MEDIA SLANT IS CONTAGIOUS: Evidence of high Fox News exposure in US counties influencing local newspaper content
12 Apr 2021
Does politically biased news messaging – the ‘media slant’ – of prominent media outlets distort other media organisations' news output? Recent work by researchers from ETH Zurich, the University of Bergamo and the University of St Gallen suggests that such media slant is indeed contagious. In US counties where exposure to Fox News is higher (relative to CNN and MSNBC), local newspapers' content resembles Fox News (rather than CNN and MSNBC).
The findings by Philine Widmer and colleagues imply that a higher local viewership of a cable news network shifts local newspapers' textual content toward that network's content. Televised media slant thus works not just through persuading viewers but also through influencing other media outlets. This effect seems to run mainly through the framing of news items rather than the choice of topics.
The researchers start with a corpus of 40,000 transcripts of cable news episodes from Fox News Channel (FNC), CNN, and MSNBC for 2005 to 2008. Using a supervised machine learning model, the researchers identify the most characteristic phrases for FNC on the one hand or CNN and MSNBC on the other hand. For example, the term ‘far left’ is more predictive of FNC, while the term ‘far right’ is often used by CNN and MSNBC.
Next, they collect over 24 million newspaper articles published in over 600 local newspapers. Local newspapers are essential drivers of citizen engagement and allow citizens to hold their political representatives accountable. They construct a measure of how similar its articles are with FNC (relative to CNN and MSNBC) for each newspaper. The similarity measure is based on the newspapers' use of the characteristic FNC phrases (versus CNN and MSNBC phrases).
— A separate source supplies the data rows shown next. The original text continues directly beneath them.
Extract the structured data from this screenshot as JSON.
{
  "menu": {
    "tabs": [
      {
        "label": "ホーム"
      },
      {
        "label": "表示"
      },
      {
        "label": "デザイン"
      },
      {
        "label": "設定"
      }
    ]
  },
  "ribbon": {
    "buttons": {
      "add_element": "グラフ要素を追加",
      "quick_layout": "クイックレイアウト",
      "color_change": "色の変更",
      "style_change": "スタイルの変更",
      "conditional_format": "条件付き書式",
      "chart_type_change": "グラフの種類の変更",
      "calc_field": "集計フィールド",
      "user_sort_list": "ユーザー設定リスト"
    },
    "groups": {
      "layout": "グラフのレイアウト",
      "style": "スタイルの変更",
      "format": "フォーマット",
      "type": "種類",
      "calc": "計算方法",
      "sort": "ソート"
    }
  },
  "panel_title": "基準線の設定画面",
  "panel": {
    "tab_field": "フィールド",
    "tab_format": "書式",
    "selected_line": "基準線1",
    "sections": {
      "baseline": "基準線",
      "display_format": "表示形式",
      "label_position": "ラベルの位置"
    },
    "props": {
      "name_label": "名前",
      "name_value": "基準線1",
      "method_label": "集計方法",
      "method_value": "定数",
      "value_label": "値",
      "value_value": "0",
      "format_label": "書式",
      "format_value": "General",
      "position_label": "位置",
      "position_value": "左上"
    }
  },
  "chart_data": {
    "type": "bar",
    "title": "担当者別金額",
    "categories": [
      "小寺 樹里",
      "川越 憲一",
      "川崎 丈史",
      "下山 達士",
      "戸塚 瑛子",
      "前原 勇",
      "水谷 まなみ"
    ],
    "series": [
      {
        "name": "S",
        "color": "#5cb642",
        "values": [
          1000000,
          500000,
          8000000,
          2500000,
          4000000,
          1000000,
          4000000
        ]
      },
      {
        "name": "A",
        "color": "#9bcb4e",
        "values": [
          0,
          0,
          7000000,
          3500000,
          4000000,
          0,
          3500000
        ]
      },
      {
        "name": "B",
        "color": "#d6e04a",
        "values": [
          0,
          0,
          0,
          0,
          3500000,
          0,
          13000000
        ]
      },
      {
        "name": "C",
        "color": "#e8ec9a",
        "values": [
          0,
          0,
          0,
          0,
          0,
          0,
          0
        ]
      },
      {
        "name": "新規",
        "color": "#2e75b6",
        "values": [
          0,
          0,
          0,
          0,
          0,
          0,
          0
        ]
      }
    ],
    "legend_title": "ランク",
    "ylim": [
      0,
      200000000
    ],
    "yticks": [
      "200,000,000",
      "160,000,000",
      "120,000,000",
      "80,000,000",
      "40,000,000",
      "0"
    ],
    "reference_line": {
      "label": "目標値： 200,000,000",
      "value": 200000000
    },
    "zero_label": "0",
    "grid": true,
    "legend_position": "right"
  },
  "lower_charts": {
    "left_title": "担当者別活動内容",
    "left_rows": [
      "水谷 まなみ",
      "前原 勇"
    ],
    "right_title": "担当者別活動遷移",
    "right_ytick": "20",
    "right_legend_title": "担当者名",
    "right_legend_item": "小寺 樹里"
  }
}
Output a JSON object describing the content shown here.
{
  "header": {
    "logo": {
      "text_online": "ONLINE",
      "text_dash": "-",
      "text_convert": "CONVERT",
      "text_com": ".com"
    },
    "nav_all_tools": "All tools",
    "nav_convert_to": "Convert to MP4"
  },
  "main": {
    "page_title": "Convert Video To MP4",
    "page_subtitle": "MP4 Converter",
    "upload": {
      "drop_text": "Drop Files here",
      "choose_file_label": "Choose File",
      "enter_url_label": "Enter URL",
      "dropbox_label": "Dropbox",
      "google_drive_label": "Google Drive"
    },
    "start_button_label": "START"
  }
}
The key research question is if local newspapers report in a more FNC-like fashion in counties where FNC is watched more. A challenge, thereby, is that both cable news viewership and newspaper content are influenced by variables such as the population's general political preferences. Such variables can confound a naive correlation of newspaper content similarity with FNC and FNC viewership.
Thus, this work relies on some variation in cable news viewership that is not associated with other county-specific characteristics: the relative channel numbering of FNC versus CNN/MSNBC. Various historical or geographical idiosyncrasies determine the channel position of a cable network. Notably, channel numbering is not only random but also predictive of viewership. Channels with a low position are, all else equal, consumed more than those with a higher position (they are more easily accessible when a viewer turns on their TV).
The research exploits this quasi-random variation in viewership from the channel numbering. The findings imply that a higher local viewership of a cable news network shifts local newspapers' textual content toward that network's content. Televised media slant thus works not just through persuading viewers but also through influencing other media outlets. This effect seems to run mainly through the framing of news items rather than the choice of topics.
Earlier contributions in economics and political sciences document that partisan media can affect voters' and politicians' behavior. Whether or not such persuasive effects can become a problem for the quality of democratic processes depends on many factors.
Importantly, the influences of specific kinds of politically biased news depend on whether they are embedded in a diverse news landscape where citizens can access information from various sources. If politically biased news by one outlet also distorts other organisations' output, different news sources are not independent in their reporting. Thus, policy-makers in charge of media regulation need to understand the contagion of content between outlets.